By: Mahinour EBadrawi, Global Partnerships Lead
The April 2026 IMF and World Bank Spring Meetings in Washington, DC, and the ECOSOC Financing for Development Forum in New York (the first since the ‘FfD4’ conference and resulting ‘Seville Commitment’) revealed more than just a financing gap. Together, they exposed a stark governance gap between the scale of today’s crises and the willingness of the international system to redistribute power, resources, and accountability.
These reflections reflect on the two spaces together because they are politically connected. Washington remains a key site where creditor power, surveillance, lending, and private-capital models continue to shape the terms of economic policy. New York remains the contested UN space where Global South governments, civil society, feminist movements, and rights advocates are pushing to rewrite those terms through debt justice, tax justice, climate justice, and democratic global economic governance.
The question is not only whether international institutions can survive geopolitical fragmentation. It is what kind of global order is emerging from the rules, silences, and compromises they make. Will it be an order where states uphold obligations to people and the planet, regulate private power, and protect the public good? Or will it be one where oligarchic interests, creditor priorities, and market discipline continue to hollow out democratic accountability?

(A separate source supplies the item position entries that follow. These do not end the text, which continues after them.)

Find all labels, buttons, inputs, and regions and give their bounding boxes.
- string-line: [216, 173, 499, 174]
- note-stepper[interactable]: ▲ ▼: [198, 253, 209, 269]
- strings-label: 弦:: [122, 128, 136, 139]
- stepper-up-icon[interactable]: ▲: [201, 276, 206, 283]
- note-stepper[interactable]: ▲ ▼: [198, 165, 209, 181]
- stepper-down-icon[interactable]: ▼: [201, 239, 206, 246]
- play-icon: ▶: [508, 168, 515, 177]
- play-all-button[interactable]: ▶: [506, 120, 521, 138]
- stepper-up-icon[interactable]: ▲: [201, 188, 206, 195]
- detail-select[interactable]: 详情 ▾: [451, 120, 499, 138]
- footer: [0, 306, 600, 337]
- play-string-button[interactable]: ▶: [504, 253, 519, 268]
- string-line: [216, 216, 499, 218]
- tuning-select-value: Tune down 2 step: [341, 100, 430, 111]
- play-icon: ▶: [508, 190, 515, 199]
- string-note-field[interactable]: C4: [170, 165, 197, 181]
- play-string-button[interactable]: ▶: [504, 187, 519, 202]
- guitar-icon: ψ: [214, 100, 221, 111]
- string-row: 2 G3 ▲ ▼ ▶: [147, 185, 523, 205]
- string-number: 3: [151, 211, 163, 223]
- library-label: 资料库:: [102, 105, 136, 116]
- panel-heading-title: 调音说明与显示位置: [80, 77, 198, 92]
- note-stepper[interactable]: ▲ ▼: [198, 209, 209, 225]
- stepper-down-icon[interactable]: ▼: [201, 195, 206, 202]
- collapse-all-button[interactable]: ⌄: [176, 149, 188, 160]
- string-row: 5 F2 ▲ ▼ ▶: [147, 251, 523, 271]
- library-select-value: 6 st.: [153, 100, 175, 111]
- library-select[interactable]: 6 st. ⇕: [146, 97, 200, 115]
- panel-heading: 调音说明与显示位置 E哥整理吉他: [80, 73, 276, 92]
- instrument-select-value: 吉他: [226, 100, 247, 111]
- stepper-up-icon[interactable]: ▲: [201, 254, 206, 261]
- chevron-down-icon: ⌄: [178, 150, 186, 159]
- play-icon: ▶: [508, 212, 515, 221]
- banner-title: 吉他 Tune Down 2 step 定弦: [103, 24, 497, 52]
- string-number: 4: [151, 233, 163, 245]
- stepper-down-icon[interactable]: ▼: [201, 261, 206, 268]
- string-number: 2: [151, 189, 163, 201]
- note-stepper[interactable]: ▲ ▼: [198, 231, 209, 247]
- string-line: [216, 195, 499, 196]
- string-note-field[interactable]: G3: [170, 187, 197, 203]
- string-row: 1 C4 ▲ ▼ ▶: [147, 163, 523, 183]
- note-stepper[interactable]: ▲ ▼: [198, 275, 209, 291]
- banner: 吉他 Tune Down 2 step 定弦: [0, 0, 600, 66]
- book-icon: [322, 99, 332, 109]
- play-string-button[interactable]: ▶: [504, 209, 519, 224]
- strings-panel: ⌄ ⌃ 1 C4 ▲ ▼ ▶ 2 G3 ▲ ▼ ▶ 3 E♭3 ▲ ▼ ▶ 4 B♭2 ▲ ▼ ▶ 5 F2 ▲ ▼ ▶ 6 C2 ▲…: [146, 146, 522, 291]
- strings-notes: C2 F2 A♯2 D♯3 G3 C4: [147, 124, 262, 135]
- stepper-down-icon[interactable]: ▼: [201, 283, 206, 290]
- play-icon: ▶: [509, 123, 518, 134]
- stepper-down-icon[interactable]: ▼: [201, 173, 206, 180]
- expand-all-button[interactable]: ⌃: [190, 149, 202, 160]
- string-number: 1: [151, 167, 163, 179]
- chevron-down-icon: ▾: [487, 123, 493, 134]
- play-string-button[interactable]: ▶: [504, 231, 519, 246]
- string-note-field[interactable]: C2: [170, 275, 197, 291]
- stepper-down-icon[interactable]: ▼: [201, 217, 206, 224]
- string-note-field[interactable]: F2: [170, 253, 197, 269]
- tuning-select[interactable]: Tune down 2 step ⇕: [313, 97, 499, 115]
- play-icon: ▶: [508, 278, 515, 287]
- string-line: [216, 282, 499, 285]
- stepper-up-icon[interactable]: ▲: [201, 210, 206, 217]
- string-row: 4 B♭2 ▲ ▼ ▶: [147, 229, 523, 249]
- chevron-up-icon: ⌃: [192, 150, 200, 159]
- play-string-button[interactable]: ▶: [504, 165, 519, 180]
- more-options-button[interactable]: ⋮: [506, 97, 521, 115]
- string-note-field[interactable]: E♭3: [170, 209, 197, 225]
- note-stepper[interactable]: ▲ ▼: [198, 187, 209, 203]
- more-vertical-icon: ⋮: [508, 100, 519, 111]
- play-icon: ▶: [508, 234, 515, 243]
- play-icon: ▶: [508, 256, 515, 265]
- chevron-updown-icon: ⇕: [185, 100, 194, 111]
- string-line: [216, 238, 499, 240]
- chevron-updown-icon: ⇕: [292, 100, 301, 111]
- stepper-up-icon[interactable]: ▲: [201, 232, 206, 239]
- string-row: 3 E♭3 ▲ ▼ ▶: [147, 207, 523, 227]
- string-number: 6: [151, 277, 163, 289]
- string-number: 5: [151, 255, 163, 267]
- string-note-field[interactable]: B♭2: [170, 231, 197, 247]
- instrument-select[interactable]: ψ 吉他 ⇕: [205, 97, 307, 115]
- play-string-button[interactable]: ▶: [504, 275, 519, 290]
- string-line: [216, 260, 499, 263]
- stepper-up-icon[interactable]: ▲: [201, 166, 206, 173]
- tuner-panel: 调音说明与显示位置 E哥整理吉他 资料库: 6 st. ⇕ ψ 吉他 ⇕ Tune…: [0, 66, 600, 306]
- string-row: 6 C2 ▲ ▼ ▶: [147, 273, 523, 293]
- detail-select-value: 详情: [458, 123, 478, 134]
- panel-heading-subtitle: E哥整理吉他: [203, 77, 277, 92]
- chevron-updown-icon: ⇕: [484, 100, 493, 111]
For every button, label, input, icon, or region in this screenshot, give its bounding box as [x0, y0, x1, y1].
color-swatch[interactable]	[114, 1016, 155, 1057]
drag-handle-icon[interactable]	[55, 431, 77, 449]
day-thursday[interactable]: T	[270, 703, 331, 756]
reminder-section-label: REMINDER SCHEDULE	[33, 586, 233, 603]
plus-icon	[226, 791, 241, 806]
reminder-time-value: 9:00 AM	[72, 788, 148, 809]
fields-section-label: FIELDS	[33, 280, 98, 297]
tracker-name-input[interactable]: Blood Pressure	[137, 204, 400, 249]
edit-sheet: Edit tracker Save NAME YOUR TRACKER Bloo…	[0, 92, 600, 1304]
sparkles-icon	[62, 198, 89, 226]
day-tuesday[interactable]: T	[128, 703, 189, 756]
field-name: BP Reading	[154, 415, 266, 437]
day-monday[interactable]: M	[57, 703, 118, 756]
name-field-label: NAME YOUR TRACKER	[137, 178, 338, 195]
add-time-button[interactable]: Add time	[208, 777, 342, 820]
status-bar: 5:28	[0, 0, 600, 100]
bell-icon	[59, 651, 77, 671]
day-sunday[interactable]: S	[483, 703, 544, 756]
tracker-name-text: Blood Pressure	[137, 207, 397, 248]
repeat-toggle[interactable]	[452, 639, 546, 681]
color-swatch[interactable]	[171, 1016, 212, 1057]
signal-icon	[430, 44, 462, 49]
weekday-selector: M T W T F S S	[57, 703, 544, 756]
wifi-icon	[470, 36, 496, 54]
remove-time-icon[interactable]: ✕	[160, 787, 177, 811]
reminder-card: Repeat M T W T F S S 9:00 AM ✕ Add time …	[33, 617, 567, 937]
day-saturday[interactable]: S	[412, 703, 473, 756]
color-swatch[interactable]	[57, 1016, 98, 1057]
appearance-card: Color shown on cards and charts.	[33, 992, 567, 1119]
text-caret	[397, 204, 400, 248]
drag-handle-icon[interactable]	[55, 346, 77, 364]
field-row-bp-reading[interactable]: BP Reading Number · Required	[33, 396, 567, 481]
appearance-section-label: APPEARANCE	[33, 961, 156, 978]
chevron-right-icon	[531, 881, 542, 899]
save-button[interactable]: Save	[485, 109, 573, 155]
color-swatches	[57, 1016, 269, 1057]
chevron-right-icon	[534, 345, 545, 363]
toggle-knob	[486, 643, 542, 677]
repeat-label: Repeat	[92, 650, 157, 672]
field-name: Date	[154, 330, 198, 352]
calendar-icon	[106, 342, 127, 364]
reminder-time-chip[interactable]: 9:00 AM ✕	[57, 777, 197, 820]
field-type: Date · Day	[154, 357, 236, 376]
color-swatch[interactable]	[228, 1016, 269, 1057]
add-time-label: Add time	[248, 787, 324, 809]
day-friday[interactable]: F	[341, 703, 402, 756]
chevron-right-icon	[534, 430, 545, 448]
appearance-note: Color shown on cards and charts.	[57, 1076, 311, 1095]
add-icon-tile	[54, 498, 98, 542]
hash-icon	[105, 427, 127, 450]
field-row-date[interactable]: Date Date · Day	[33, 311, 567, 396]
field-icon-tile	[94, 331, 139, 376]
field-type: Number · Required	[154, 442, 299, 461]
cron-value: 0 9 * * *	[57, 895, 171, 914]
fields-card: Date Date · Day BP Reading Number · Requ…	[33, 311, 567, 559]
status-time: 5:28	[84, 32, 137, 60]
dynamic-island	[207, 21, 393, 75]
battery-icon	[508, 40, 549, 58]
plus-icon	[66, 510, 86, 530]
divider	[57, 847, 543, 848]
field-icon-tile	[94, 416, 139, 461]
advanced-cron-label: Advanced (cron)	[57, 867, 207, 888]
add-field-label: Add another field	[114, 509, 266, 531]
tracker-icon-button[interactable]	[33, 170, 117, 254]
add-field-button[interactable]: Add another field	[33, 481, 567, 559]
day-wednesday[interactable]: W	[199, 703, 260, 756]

War, ecological harm, debt distress, and austerity make this question urgent. Militarization and extractive economic policies are not external to financing for development. They shape whether public resources are directed toward rights-based public investment, climate action, social protection, and public services, or toward war, creditor repayment, fossil fuel dependency, and private returns.
For CESR, the issue is not simply whether more financing can be mobilized. It is the question of financing for what, for whom, and under whose rules. A rights-based approach to financing for development requires states to mobilize the maximum available resources, individually and through international cooperation, to fulfill economic, social, and environmental rights. It also requires states to avoid retrogression, tackle inequality and discrimination, regulate private power, and ensure that economic governance is democratic, transparent, and accountable.
That is the test against which post-Sevilla implementation must be judged.